I now have come to believe that Veblen was on the right track, as is argued in Chapter 6 below, but that various historical conditions militated against a full comprehension of the significance of the fundamental question “Why is economics not an evolutionary science?” Veblen himself was an indifferent mathematician and was not very interested in the mathematical formalisms of physics; and, as is argued below in Part I, it is impossible to understand neoclassical economics without understanding physics in its mathematical incarnation.
Hence the essays collected in this volume represent an attempt to revive what I view to be the spirit of the institutionalist economics of Thorstein Veblen, John R. Commons, and Wesley Clair Mitchell. Their project was to confront and disarm the mechanistic structure of economics that had been blithely appropriated from the physicists of the nineteenth century and turned into an orthodoxy of “scientific economics.” The major theme that resonated among their otherwise disparate writings was that they were all united “against mechanism.” Their project faltered because it failed to take into
account the actual structure and practices of physics, and because it ultimately misunderstood the dangers of trying to appropriate the legitimacy of science, as I argue in Chapter 7 below.

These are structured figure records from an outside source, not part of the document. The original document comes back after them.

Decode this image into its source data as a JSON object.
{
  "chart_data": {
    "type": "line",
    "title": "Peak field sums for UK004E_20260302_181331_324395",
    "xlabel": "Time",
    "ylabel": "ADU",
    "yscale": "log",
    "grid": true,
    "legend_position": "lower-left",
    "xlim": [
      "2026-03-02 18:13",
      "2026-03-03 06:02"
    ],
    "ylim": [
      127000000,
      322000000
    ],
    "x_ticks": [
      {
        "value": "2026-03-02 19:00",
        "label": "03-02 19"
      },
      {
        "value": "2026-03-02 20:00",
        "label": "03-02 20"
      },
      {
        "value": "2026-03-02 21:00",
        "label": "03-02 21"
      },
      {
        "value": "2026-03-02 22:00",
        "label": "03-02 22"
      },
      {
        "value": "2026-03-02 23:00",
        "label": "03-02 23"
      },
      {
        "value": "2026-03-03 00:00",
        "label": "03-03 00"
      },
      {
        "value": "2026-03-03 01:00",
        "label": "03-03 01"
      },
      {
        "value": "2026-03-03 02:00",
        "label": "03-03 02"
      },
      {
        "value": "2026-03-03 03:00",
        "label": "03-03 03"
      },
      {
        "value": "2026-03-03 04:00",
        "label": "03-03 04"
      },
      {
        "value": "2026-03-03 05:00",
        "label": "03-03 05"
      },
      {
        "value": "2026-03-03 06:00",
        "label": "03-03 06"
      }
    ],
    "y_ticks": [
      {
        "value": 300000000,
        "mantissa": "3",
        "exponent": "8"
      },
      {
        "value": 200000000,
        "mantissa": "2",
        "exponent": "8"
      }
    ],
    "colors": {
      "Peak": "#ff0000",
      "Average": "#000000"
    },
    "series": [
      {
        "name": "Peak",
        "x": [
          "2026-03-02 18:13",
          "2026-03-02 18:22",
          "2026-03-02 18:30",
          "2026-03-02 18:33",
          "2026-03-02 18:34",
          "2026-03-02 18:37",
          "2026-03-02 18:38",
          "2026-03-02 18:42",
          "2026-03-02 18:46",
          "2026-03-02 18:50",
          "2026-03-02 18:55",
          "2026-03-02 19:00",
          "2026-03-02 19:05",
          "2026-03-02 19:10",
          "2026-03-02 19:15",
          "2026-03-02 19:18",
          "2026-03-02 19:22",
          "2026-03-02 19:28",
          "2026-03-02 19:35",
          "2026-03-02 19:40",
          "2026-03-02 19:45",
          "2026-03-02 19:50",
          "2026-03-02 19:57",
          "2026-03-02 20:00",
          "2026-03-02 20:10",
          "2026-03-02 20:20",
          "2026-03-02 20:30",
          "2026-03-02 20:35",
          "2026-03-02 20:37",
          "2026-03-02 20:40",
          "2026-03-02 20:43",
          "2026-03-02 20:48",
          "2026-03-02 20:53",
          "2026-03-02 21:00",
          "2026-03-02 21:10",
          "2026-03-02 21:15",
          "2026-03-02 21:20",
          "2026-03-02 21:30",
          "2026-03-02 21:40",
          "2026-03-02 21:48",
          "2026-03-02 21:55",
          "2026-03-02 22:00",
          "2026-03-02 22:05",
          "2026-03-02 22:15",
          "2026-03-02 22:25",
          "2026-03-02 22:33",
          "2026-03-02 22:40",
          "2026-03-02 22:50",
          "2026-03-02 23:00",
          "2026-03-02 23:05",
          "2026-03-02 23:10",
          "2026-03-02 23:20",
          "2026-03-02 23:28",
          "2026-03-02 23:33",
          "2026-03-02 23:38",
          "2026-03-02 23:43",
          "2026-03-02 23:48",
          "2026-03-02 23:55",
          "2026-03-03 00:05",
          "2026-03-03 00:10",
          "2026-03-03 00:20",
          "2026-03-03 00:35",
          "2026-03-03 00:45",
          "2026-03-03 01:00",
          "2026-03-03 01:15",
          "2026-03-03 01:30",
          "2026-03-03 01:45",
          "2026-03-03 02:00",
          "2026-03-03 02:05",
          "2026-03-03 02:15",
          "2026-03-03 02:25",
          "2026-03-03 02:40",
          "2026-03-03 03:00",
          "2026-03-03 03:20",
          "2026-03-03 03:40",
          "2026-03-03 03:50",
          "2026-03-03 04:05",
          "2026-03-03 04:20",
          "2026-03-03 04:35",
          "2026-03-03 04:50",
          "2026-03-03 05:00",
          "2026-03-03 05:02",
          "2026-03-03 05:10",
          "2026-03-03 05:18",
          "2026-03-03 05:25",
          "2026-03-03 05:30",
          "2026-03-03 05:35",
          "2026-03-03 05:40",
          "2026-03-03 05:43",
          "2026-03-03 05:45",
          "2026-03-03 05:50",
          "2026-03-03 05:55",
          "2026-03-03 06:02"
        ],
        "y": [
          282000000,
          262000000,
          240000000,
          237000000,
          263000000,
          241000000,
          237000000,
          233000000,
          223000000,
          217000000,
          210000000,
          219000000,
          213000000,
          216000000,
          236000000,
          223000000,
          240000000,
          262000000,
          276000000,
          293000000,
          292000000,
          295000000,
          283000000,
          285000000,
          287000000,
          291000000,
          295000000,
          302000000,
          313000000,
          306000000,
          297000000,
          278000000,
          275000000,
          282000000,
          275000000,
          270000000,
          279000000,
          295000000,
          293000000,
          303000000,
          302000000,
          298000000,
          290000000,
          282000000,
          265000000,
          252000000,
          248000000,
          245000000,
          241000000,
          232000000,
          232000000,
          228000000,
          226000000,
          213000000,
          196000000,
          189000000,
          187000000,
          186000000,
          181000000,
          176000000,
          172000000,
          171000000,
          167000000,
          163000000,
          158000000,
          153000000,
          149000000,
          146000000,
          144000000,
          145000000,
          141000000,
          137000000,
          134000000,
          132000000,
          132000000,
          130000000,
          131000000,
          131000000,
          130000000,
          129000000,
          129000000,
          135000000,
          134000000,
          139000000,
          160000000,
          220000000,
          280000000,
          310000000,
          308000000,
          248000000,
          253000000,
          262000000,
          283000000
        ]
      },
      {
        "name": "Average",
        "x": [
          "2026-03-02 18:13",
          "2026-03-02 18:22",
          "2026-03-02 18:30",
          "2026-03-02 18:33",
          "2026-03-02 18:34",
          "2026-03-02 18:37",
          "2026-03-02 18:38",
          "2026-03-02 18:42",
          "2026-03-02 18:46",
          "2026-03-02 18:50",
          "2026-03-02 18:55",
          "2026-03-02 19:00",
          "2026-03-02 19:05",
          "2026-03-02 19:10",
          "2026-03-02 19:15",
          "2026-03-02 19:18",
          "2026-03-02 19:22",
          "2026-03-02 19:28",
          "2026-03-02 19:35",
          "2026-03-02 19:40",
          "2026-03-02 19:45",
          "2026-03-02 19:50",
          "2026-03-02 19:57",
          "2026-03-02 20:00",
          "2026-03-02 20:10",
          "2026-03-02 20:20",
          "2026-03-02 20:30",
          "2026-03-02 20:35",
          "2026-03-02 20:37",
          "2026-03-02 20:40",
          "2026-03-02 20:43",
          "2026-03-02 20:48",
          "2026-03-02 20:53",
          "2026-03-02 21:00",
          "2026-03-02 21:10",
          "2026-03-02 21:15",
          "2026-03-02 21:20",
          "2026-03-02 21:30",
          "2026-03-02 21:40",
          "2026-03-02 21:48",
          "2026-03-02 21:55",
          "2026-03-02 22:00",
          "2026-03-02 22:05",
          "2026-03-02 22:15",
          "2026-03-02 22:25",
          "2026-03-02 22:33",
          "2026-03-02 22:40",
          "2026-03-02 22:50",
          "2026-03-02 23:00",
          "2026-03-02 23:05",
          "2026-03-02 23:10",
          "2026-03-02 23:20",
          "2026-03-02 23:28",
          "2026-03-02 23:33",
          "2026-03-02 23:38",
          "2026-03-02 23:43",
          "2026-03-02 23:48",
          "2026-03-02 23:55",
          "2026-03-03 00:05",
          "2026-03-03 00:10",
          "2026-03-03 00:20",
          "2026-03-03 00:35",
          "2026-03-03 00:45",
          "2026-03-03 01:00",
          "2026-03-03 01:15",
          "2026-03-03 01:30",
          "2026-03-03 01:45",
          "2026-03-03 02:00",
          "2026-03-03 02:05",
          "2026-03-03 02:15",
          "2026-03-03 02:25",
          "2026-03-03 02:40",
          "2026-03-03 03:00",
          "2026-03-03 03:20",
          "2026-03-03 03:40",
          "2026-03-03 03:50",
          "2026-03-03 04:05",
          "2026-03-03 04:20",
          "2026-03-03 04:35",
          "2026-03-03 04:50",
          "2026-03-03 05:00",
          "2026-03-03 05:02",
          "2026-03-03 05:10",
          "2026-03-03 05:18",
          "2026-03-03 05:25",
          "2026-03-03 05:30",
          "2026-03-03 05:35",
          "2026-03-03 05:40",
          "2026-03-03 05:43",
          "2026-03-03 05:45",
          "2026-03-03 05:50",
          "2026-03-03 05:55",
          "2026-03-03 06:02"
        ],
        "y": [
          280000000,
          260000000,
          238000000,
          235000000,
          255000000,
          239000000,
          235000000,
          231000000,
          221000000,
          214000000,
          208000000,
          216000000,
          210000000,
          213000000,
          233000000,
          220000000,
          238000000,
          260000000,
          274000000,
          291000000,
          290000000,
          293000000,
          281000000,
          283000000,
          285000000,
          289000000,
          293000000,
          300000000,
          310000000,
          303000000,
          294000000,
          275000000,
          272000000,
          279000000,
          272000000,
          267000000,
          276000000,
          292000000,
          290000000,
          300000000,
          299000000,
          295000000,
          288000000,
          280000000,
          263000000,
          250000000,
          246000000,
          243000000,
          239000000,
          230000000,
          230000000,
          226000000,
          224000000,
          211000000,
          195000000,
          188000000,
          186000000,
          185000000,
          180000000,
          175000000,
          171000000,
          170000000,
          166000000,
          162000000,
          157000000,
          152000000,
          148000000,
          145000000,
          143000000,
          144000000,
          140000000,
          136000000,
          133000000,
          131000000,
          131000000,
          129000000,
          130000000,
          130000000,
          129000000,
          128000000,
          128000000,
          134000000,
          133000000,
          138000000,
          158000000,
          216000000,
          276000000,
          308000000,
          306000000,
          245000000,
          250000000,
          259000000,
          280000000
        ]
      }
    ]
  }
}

Contrary to popular preconceptions, I shall claim that economics needs protection from science, and especially from scientists such as Richard Feynman, or any other physicist who thinks he knows just what is needed for economists to clean up their act. Economics needs protection from the scientists in its midst, the Paul Samuelsons and the Tjalling Koopmans and all the others who took their training in the physical sciences and parlayed it into easy victories among their less technically inclined colleagues. And worst of all, economics needs protection from itself. For years economics has
enjoyed an impression of superiority over all the other “social sciences” in rigor, precision, and technical expertise. The reason it has been able to assume this mantle is that economics has consistently striven to be the nearest thing to social physics in the constellation of human knowledge. There are many rewards and pressures tied to being the paradigm of social physics in Western culture, and it would be foolish to think that the economics profession could be weaned from them rapidly or effortlessly.